Ten Thousand Villages offers fair trade items and wonderful toys like the dragon kites made by Balinese kite makers. By preserving traditional crafts like puppet-making and offering a fair wage for the items, members of the International Fair Trade Association allow otherwise disadvantaged artisans a chance to earn a living and strengthen the community.
Teaching toys are available to help explain the concepts of global warming, recycling and alternative energy. Growing sets get kids started in the kitchen with organic seeds and offers productive play outside when veggies are planted and, later, harvested. Who knows, they might even eat the vegetables if they grow them themselves. Eco craft books promote recycling materials to create new wonders of the imagination.
Another way to go green with toys is to consider alternatives to standard toy giving. Re-gift items to younger children in other families, or set up a toy trade with local families. By renting or recycling toys, the discarded toys are kept out of the landfill and are put into the hands of other children. Purchasing gently used toys is also an option, but be sure to check recall fact pages to be sure they are safe.

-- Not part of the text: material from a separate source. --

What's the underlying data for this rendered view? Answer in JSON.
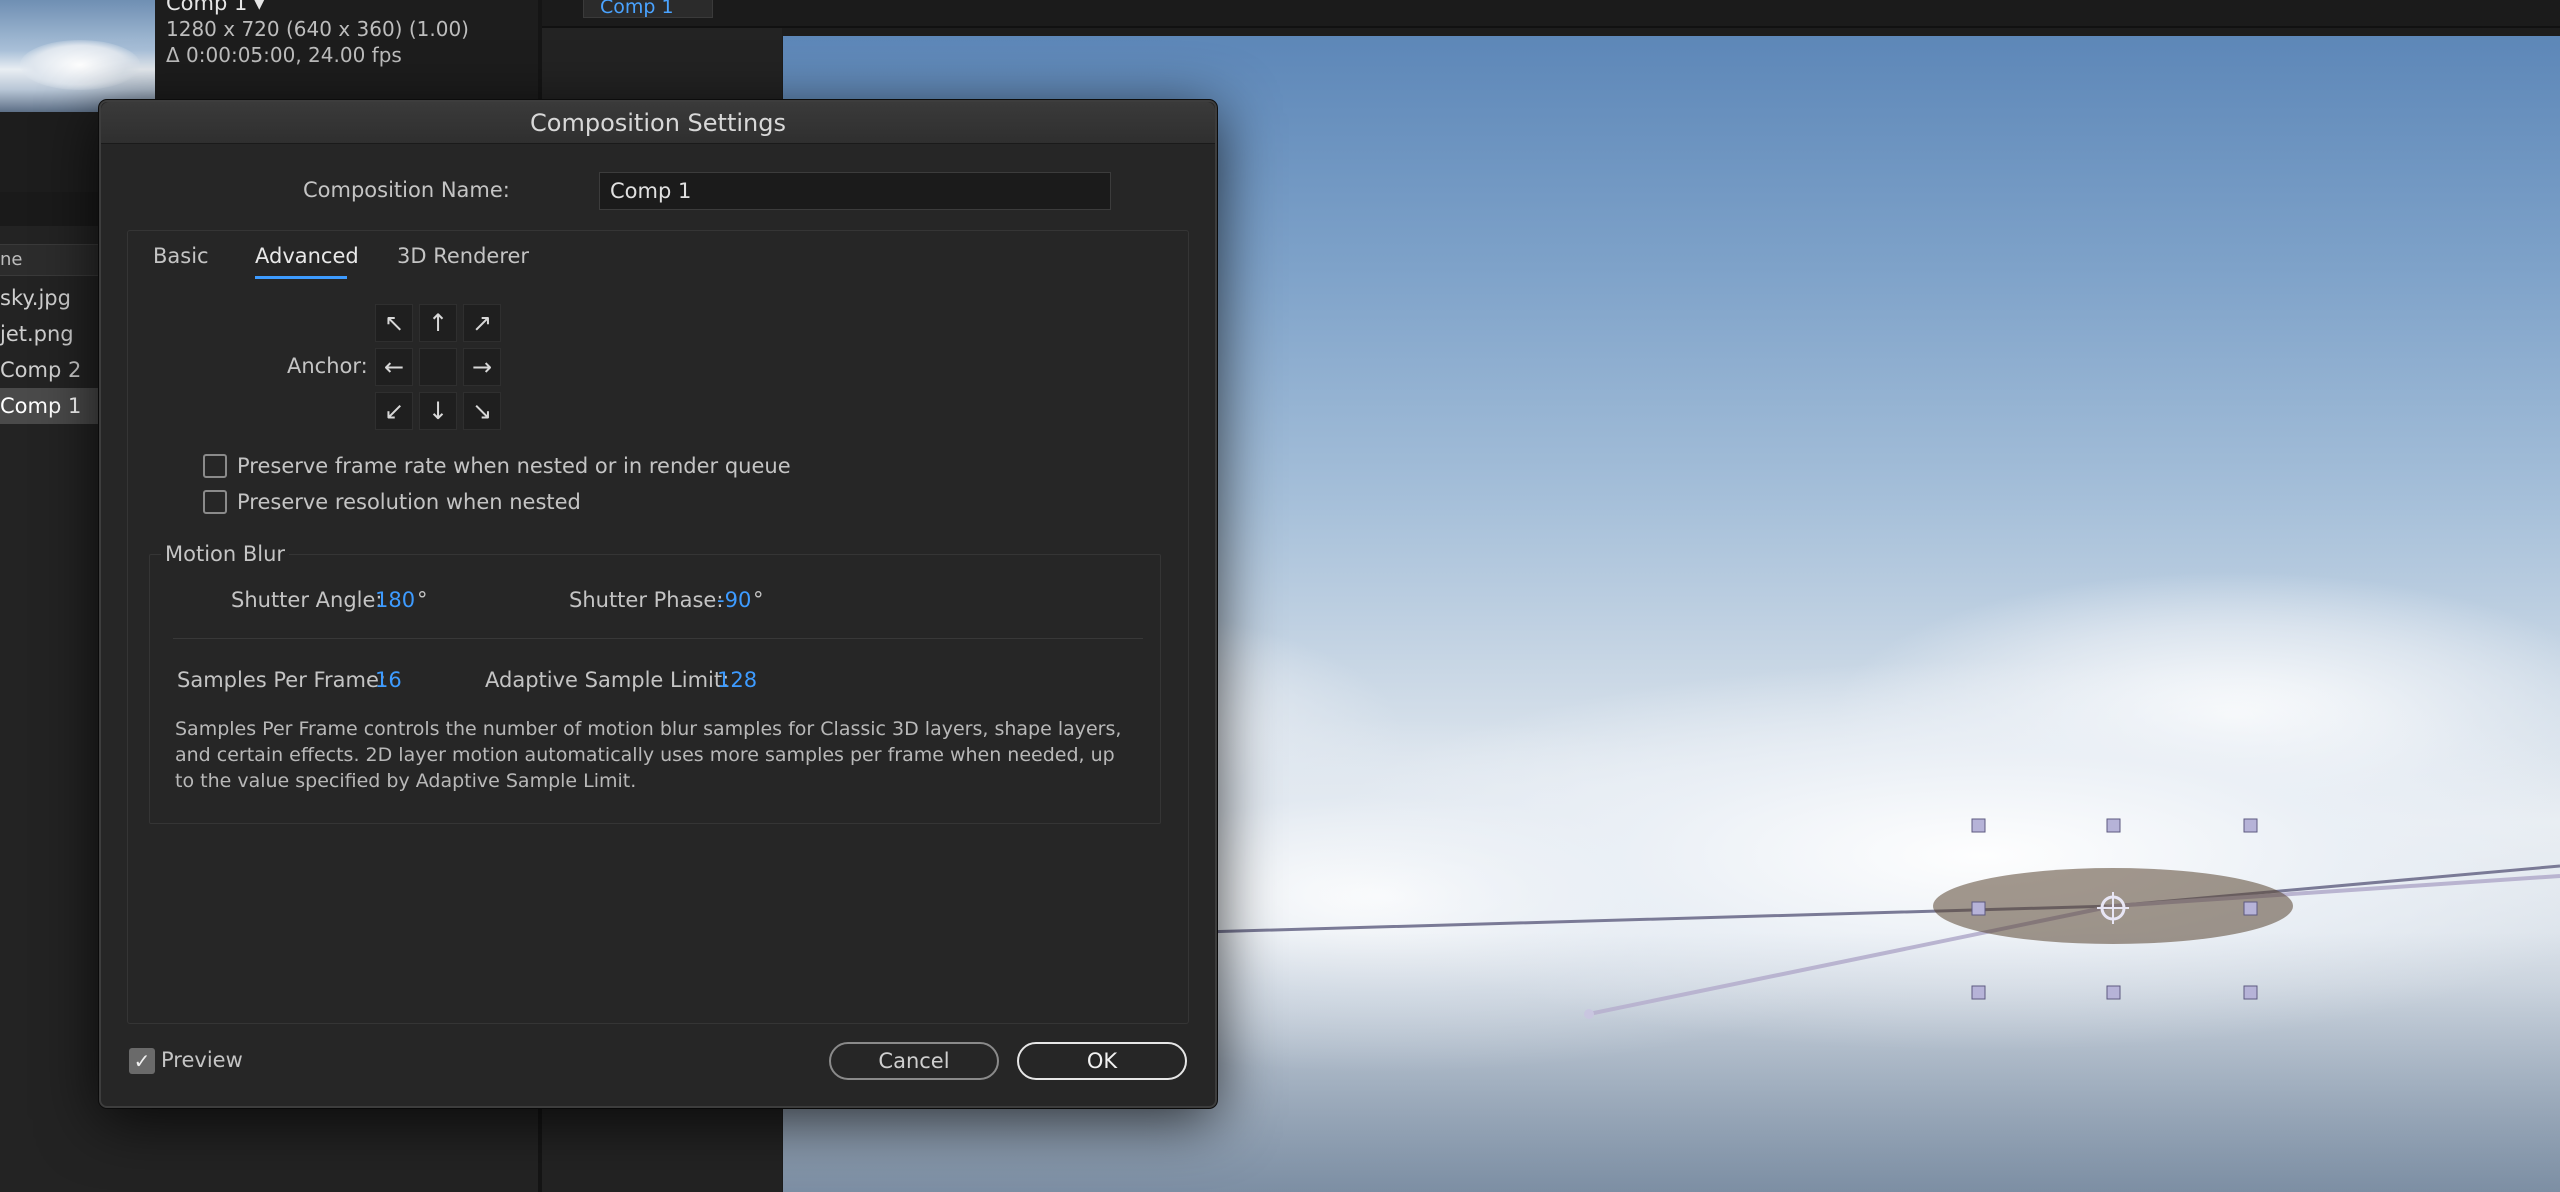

One of the biggest forms of waste from toys (besides the discarded toys themselves) are the 5 billion batteries purchased by Americans each year. When thinking green try avoiding items that require batteries. At the very least invest in some rechargeable ones to cut down on waste from used batteries.
A number of sites are available online offering how-to guides for greening up the house from toys to tools and many offer alternative product ideas. So whether “going green” means simply playing outside, supporting local manufacturing and fair trade, or finding teaching tools for toddler-grown organics, the options are out there for the perfect toy.